虞弦松了口气,边擦冷汗边去捞手机,一看倒有些诧异。
她都睡了一觉,做了那么逼真又漫长的梦,感觉至少是下半夜了,结果现在才刚过十一点半。
不知是不是梦里跟鬼赛跑的后遗症,身上有些疲倦,精神却莫名亢奋起来,一时半会没睡意,让她看电视、玩手机吧,又没那个心思。
虞弦选择下楼热牛奶。
虽然在顾家待的时间满打满算就一天多点,但,今晚的鸿门宴她作为小辈兼刚进门的新媳妇,基本上只是背景板,饭后还装贤惠进厨房陪方妈一块准备茶点水果,故而对厨房物资分布情况还算了解。
轻微的叮咚声后,电梯门开了。
虞弦慢吞吞往厨房方向挪动。
说起来,顾家这套花园大别墅占地面积不小,除了主楼还有保姆等人住的副楼,更是自带电梯。不过电梯位置靠后,比较隐蔽,更多时候用于搬运。前面的复古木制旋转楼梯使用频率更高,也更美观。
原主先前之所以走楼梯下去,大抵也是因为自觉打扮得高贵典雅,要从木楼梯上缓缓走下才符合她的装逼需求。结果,就把自己给摔没了。
不过,跟不久后被狗男主打击报复破产后穷困潦倒死掉相比,虞弦私以为,说不定这样的离去方式更容易被原主接受。
好歹那一刻是美的,她也还是豪门贵妇,而不是贫民窟里无人知晓的憔悴女人。
夜已深,整个别墅都寂静无声,虞弦只听得到自己吨吨吨喝牛奶的声响。显然,其他人都进入了梦乡。
一杯热牛奶下肚,虞弦也从噩梦后遗症中缓了过来,困意渐渐袭来。
她将洗干净的玻璃杯放回原位,正要转身出去,眼角余光却突然多了一抹黑影!
虞弦的困意马上被吓跑了。
不是她胆小,而是,之前那个梦里,就有这么一只鬼不远不近地跟在她后面,拉着她玩赛跑游戏……

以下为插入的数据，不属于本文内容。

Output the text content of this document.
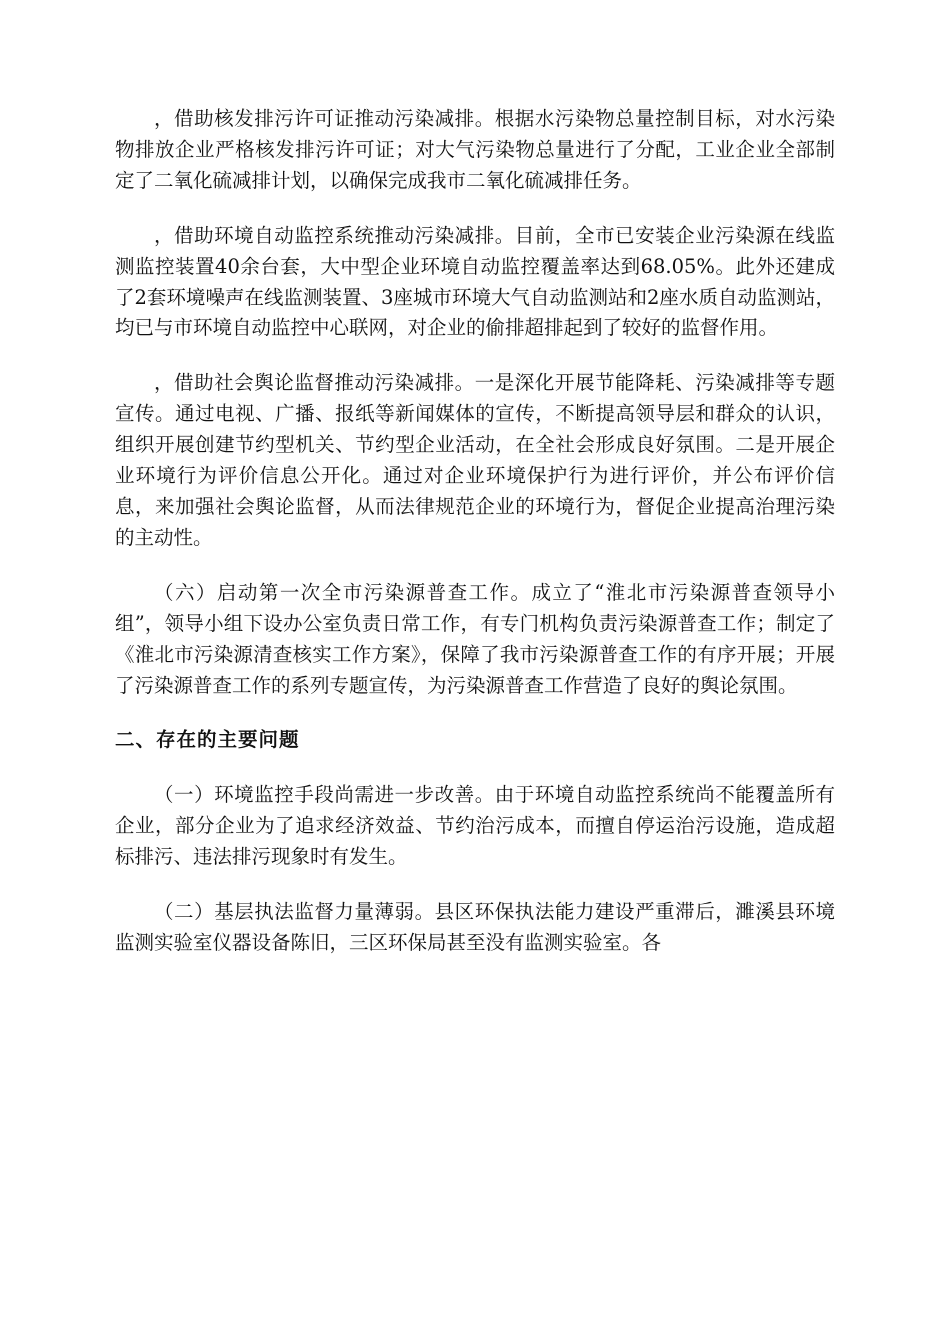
，借助核发排污许可证推动污染减排。根据水污染物总量控制目标，对水污染物排放企业严格核发排污许可证；对大气污染物总量进行了分配，工业企业全部制定了二氧化硫减排计划，以确保完成我市二氧化硫减排任务。

，借助环境自动监控系统推动污染减排。目前，全市已安装企业污染源在线监测监控装置40余台套，大中型企业环境自动监控覆盖率达到68.05%。此外还建成了2套环境噪声在线监测装置、3座城市环境大气自动监测站和2座水质自动监测站，均已与市环境自动监控中心联网，对企业的偷排超排起到了较好的监督作用。

，借助社会舆论监督推动污染减排。一是深化开展节能降耗、污染减排等专题宣传。通过电视、广播、报纸等新闻媒体的宣传，不断提高领导层和群众的认识，组织开展创建节约型机关、节约型企业活动，在全社会形成良好氛围。二是开展企业环境行为评价信息公开化。通过对企业环境保护行为进行评价，并公布评价信息，来加强社会舆论监督，从而法律规范企业的环境行为，督促企业提高治理污染的主动性。

（六）启动第一次全市污染源普查工作。成立了“淮北市污染源普查领导小组”，领导小组下设办公室负责日常工作，有专门机构负责污染源普查工作；制定了《淮北市污染源清查核实工作方案》，保障了我市污染源普查工作的有序开展；开展了污染源普查工作的系列专题宣传，为污染源普查工作营造了良好的舆论氛围。

二、存在的主要问题

（一）环境监控手段尚需进一步改善。由于环境自动监控系统尚不能覆盖所有企业，部分企业为了追求经济效益、节约治污成本，而擅自停运治污设施，造成超标排污、违法排污现象时有发生。

（二）基层执法监督力量薄弱。县区环保执法能力建设严重滞后，濉溪县环境监测实验室仪器设备陈旧，三区环保局甚至没有监测实验室。各
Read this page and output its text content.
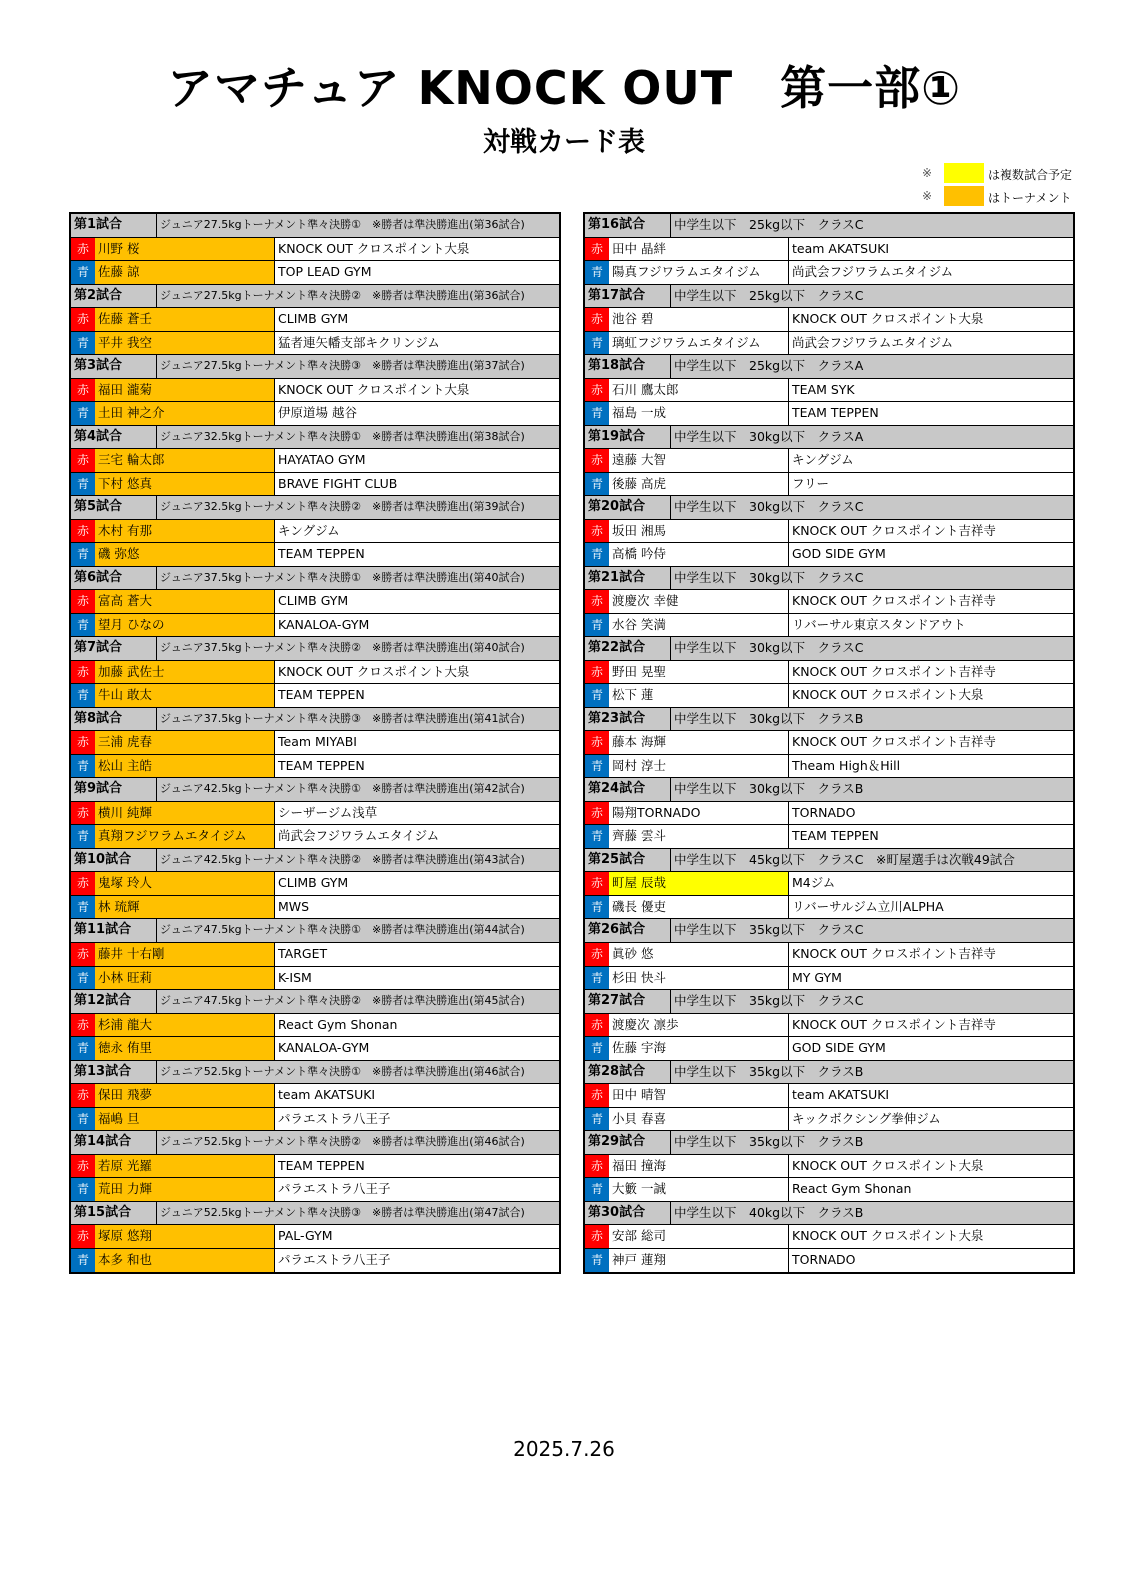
アマチュア KNOCK OUT　第一部①
対戦カード表
※	は複数試合予定
※	はトーナメント
第1試合	ジュニア27.5kgトーナメント準々決勝①　※勝者は準決勝進出(第36試合)
赤 川野 桜	KNOCK OUT クロスポイント大泉
青 佐藤 諒	TOP LEAD GYM
第2試合	ジュニア27.5kgトーナメント準々決勝②　※勝者は準決勝進出(第36試合)
赤 佐藤 蒼壬	CLIMB GYM
青 平井 我空	猛者連矢幡支部キクリンジム
第3試合	ジュニア27.5kgトーナメント準々決勝③　※勝者は準決勝進出(第37試合)
赤 福田 瀧菊	KNOCK OUT クロスポイント大泉
青 土田 神之介	伊原道場 越谷
第4試合	ジュニア32.5kgトーナメント準々決勝①　※勝者は準決勝進出(第38試合)
赤 三宅 輪太郎	HAYATAO GYM
青 下村 悠真	BRAVE FIGHT CLUB
第5試合	ジュニア32.5kgトーナメント準々決勝②　※勝者は準決勝進出(第39試合)
赤 木村 有那	キングジム
青 磯 弥悠	TEAM TEPPEN
第6試合	ジュニア37.5kgトーナメント準々決勝①　※勝者は準決勝進出(第40試合)
赤 富高 蒼大	CLIMB GYM
青 望月 ひなの	KANALOA-GYM
第7試合	ジュニア37.5kgトーナメント準々決勝②　※勝者は準決勝進出(第40試合)
赤 加藤 武佐士	KNOCK OUT クロスポイント大泉
青 牛山 敢太	TEAM TEPPEN
第8試合	ジュニア37.5kgトーナメント準々決勝③　※勝者は準決勝進出(第41試合)
赤 三浦 虎春	Team MIYABI
青 松山 主皓	TEAM TEPPEN
第9試合	ジュニア42.5kgトーナメント準々決勝①　※勝者は準決勝進出(第42試合)
赤 横川 純輝	シーザージム浅草
青 真翔フジワラムエタイジム	尚武会フジワラムエタイジム
第10試合	ジュニア42.5kgトーナメント準々決勝②　※勝者は準決勝進出(第43試合)
赤 鬼塚 玲人	CLIMB GYM
青 林 琉輝	MWS
第11試合	ジュニア47.5kgトーナメント準々決勝①　※勝者は準決勝進出(第44試合)
赤 藤井 十右剛	TARGET
青 小林 旺莉	K-ISM
第12試合	ジュニア47.5kgトーナメント準々決勝②　※勝者は準決勝進出(第45試合)
赤 杉浦 龍大	React Gym Shonan
青 徳永 侑里	KANALOA-GYM
第13試合	ジュニア52.5kgトーナメント準々決勝①　※勝者は準決勝進出(第46試合)
赤 保田 飛夢	team AKATSUKI
青 福嶋 旦	パラエストラ八王子
第14試合	ジュニア52.5kgトーナメント準々決勝②　※勝者は準決勝進出(第46試合)
赤 若原 光羅	TEAM TEPPEN
青 荒田 力輝	パラエストラ八王子
第15試合	ジュニア52.5kgトーナメント準々決勝③　※勝者は準決勝進出(第47試合)
赤 塚原 悠翔	PAL-GYM
青 本多 和也	パラエストラ八王子
第16試合	中学生以下　25kg以下　クラスC
赤 田中 晶絆	team AKATSUKI
青 陽真フジワラムエタイジム	尚武会フジワラムエタイジム
第17試合	中学生以下　25kg以下　クラスC
赤 池谷 碧	KNOCK OUT クロスポイント大泉
青 璃虹フジワラムエタイジム	尚武会フジワラムエタイジム
第18試合	中学生以下　25kg以下　クラスA
赤 石川 鷹太郎	TEAM SYK
青 福島 一成	TEAM TEPPEN
第19試合	中学生以下　30kg以下　クラスA
赤 遠藤 大智	キングジム
青 後藤 高虎	フリー
第20試合	中学生以下　30kg以下　クラスC
赤 坂田 湘馬	KNOCK OUT クロスポイント吉祥寺
青 高橋 吟侍	GOD SIDE GYM
第21試合	中学生以下　30kg以下　クラスC
赤 渡慶次 幸健	KNOCK OUT クロスポイント吉祥寺
青 水谷 笑満	リバーサル東京スタンドアウト
第22試合	中学生以下　30kg以下　クラスC
赤 野田 晃聖	KNOCK OUT クロスポイント吉祥寺
青 松下 蓮	KNOCK OUT クロスポイント大泉
第23試合	中学生以下　30kg以下　クラスB
赤 藤本 海輝	KNOCK OUT クロスポイント吉祥寺
青 岡村 淳士	Theam High＆Hill
第24試合	中学生以下　30kg以下　クラスB
赤 陽翔TORNADO	TORNADO
青 齊藤 雲斗	TEAM TEPPEN
第25試合	中学生以下　45kg以下　クラスC　※町屋選手は次戦49試合
赤 町屋 辰哉	M4ジム
青 磯長 優吏	リバーサルジム立川ALPHA
第26試合	中学生以下　35kg以下　クラスC
赤 眞砂 悠	KNOCK OUT クロスポイント吉祥寺
青 杉田 快斗	MY GYM
第27試合	中学生以下　35kg以下　クラスC
赤 渡慶次 凛歩	KNOCK OUT クロスポイント吉祥寺
青 佐藤 宇海	GOD SIDE GYM
第28試合	中学生以下　35kg以下　クラスB
赤 田中 晴智	team AKATSUKI
青 小貝 春喜	キックボクシング拳伸ジム
第29試合	中学生以下　35kg以下　クラスB
赤 福田 撞海	KNOCK OUT クロスポイント大泉
青 大籔 一誠	React Gym Shonan
第30試合	中学生以下　40kg以下　クラスB
赤 安部 総司	KNOCK OUT クロスポイント大泉
青 神戸 蓮翔	TORNADO
2025.7.26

亏得她理智尚在,没有贸贸然尖叫出声,而是面不改色打了个呵欠,摸着肚子自言自语:“好像有点饿,煮个宵夜吧。”说着,顺理成章地摸向体格颇壮的双开门冰箱,打开冷冻格。
察觉到几不可闻的脚步声靠近,她一把抓住想要的东西,神色警惕,浑身紧绷,俨然做好战斗准备。
这时,对方开口了。
“你在干什么?”
虞弦转身一看,灯光下这个满脸莫名其妙、眉宇间还带着些许疲倦的高大男人可不正是她老公,不对,是她新上司吗?
她露出个尴尬而不失礼貌的微笑:“没、没什么。你刚刚没出声,我看到身后有人影,还以为家里进贼了。你也下来吃宵夜么?”
这个也字就很灵性。
顾屿深看着她手里的冻鱼干,沉默了。
他就算真饿了,也不会大半夜吃这个啊!
其实他只是因为方才听到主卧方向有动静,见她下楼好一阵都没回去,担心她不小心绊倒,再加上晚上接到的那通来电让他有些心烦,也算是跟她有些关系,才顺便下来一趟看看,结果,就见证了这样奇迹的一幕。
“你就打算用这个跟贼搏斗?”用冻鱼干当防贼武器,她可真有创意!
虞弦也挺无奈。
谁让顾家厨房比她上辈子的整套蜗居还大呢?刚才她站的地方离刀具区太远,倒是离冰箱很近。
如果黑影真的是歹人,她直扑刀具区肯定会被对方第一时间拦下。冰箱不会太惹人忌惮,而她今天找水果时正好开过这一格,知道里面有条冻得硬邦邦的大鱼,尾巴锋利程度也不比小刀差。
“鱼干怎么了?之前有个新闻,说是有人用冻鱼干杀人,结果警方怎么都找不到凶器,查了好久才破案呢。你瞧,多锋利啊!嘶,好冰……”
虞弦面不改色把鱼干塞回冰箱,仿佛刚才什么都没发生,重新洗了个手,便以困倦的理由施施然离开。
半晌,顾屿深突然轻笑出声,原本因为那通来电涌上心头的烦躁竟奇迹般散去大半。